# Continuous Injective Function on Compact Set of C

Prove that the inverse of a continuous injective function f:A -> ℂ on a compact domain A ⊂ ℂ is also continuous.

So basically because we're in ℂ, A is closed and bounded, and since f is continuous, the range of f is also bounded. Given a z ∈ A, I can pick some arbitrary δ>0 and because f is bounded find some ε>0 whose associated ball centered at f(z) contains some set of points of which a certain subset of these points come from the delta ball around z. I was also at this point thinking of taking the infimum over all the epsilon that work for the given delta and calling it ε'.

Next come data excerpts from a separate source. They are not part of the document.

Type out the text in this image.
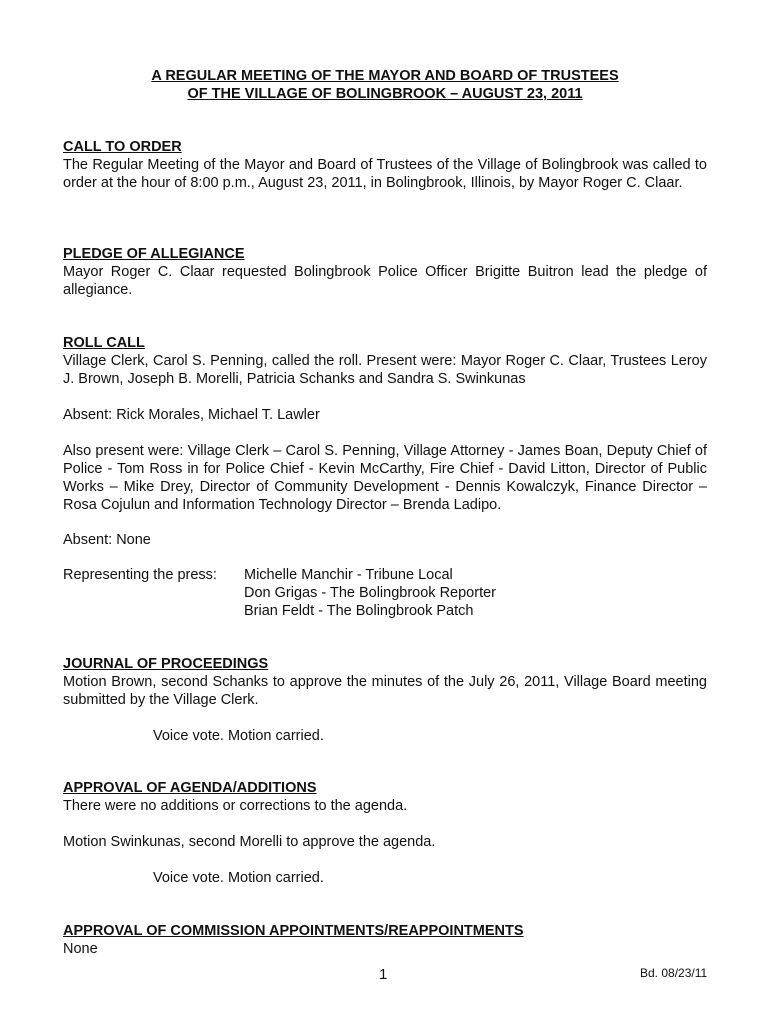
A REGULAR MEETING OF THE MAYOR AND BOARD OF TRUSTEES
OF THE VILLAGE OF BOLINGBROOK – AUGUST 23, 2011
CALL TO ORDER
The Regular Meeting of the Mayor and Board of Trustees of the Village of Bolingbrook was called to order at the hour of 8:00 p.m., August 23, 2011, in Bolingbrook, Illinois, by Mayor Roger C. Claar.
PLEDGE OF ALLEGIANCE
Mayor Roger C. Claar requested Bolingbrook Police Officer Brigitte Buitron lead the pledge of allegiance.
ROLL CALL
Village Clerk, Carol S. Penning, called the roll. Present were: Mayor Roger C. Claar, Trustees Leroy J. Brown, Joseph B. Morelli, Patricia Schanks and Sandra S. Swinkunas
Absent: Rick Morales, Michael T. Lawler
Also present were: Village Clerk – Carol S. Penning, Village Attorney - James Boan, Deputy Chief of Police - Tom Ross in for Police Chief - Kevin McCarthy, Fire Chief - David Litton, Director of Public Works – Mike Drey, Director of Community Development - Dennis Kowalczyk, Finance Director – Rosa Cojulun and Information Technology Director – Brenda Ladipo.
Absent: None
Representing the press: Michelle Manchir - Tribune Local
Don Grigas - The Bolingbrook Reporter
Brian Feldt - The Bolingbrook Patch
JOURNAL OF PROCEEDINGS
Motion Brown, second Schanks to approve the minutes of the July 26, 2011, Village Board meeting submitted by the Village Clerk.
Voice vote. Motion carried.
APPROVAL OF AGENDA/ADDITIONS
There were no additions or corrections to the agenda.
Motion Swinkunas, second Morelli to approve the agenda.
Voice vote. Motion carried.
APPROVAL OF COMMISSION APPOINTMENTS/REAPPOINTMENTS
None
1	Bd. 08/23/11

Now since f is injective I know its inverse function is well-defined on f(A), and moreover, if I can prove that: if you're a point inside the ε' ball than you must come from some point inside the delta ball, then that would prove that the inverse of f is continuous, but I can't seem to prove that. I get the feeling that there is some other nice property of ℂ which would allow me to conclude some key piece of information, but I'm not sure what that is, maybe someone could point me in the right direction, thanks.

Let's use the sequential definition of compactness. You must prove that if $f(x_n)\rightarrow f(x)$, then $x_n\rightarrow x$, right??
But $(x_n)_n$ is a sequence in A and A is compact. What can you conclude for that sequence??